The genome of A. borkumensis ABS183 contains two copies of the alkane-1 monooxygenase gene (alkA; 10502_28 and 2890_35), which is an essential functional gene for alkane utilization by Alcanivorax bacteria (Fig. 6) (Schneiker et al., 2006). Neighboring the alkA genes, alkBGHJ genes, a GntR family transcriptional regulator gene, and a rubredoxin gene were identified. The gene order of the related genes was consistent with that of the homologs in the genome of strain Sk2 (Schneiker et al., 2006). The alk genes were completely absent from the control metagenome. Moreover, the genome of A. borkumensis ABS183 contains genes responsible for the reduction of nitrogen oxides (KEGG genes: K00370-K00374 and K00362-K00363; nitrate reductase I genes and nitrite reductase genes). The reduction process was believed to generate ammonia for the efficient synthesis of amino acids (Schneiker et al., 2006). Ammonia might be generated through nitrate reduction as indicated by the presence of the related genes encoding nitrate and nitrite reduction enzymes (Fig. 6). Ammonia might be imported by transmembrane transporters and assimilated into glutamate. A high demand for fatty acids was a characteristic of A. borkumensis to perform rapid energy and organic carbon storage. A. borkumensis ABS183 was probably able to synthesize long fatty acids because the fas and fabBFGIKZ genes responsible for the elongation of fatty acids were all present in its draft genome. In contrast, the essential fas gene (K11533) and other relevant genes were not found in the control metagenome. Crude oil generally contains aromatic compounds, and the current sediment at the sampling site also contained oil (Wang et al., 2011). As expected, the two metagenomes possessed a complete set of genes responsible for the degradation of aromatic compounds. Based on the homology of the genes, the Ochrobactrum and Alkanindiges species probably played a role in this degradation.

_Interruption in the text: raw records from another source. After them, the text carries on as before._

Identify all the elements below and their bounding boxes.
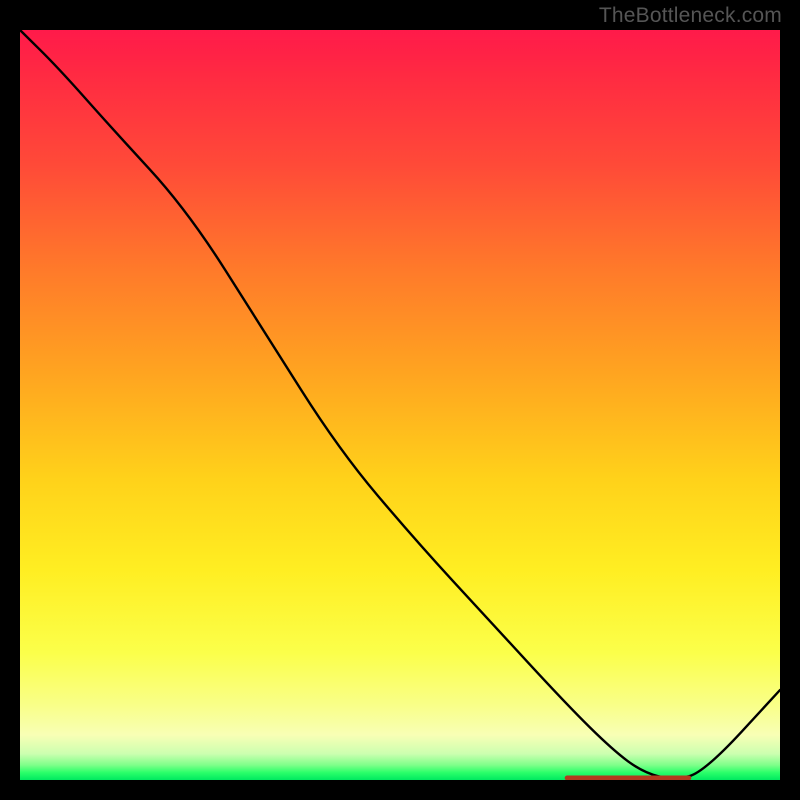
chart-line-layer: [20, 30, 780, 780]
chart-frame: [20, 30, 780, 780]
chart-curve: [20, 30, 780, 778]
chart-plot-area: [20, 30, 780, 780]
watermark-text: TheBottleneck.com: [599, 4, 782, 28]
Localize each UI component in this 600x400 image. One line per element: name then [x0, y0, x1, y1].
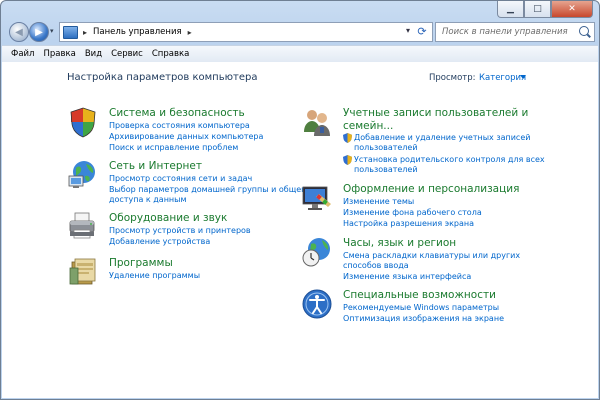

To determine whether complete microbial cells could be maintained in the anhydrite crystals, DAPI and FISH assays were conducted to visualize the microbes. The DAPI results revealed the presence of complete cells that were released or embedded in the crystals (Fig. 7a, d and h). However, the FISH assay, which was used to detect A. borkumensis ABS183 with two probes specific to the 16S rRNA gene, showed some fluorescence-labeled microbes (Fig. 7b, e and i). These microbes could also be envisioned with the FISH assay using the alkB gene probe (Fig. 7f and j). The alkB is one of the functional genes that participate in alkane degradation (Schneiker et al., 2006). The rod shape of the fluorescent microbes is consistent with the microscopic features reported previously (Sabirova et al., 2011). These results indicated that some microbes in the microscopic fields were A. borkumensis ABS183, as revealed in the anhydrite metagenome.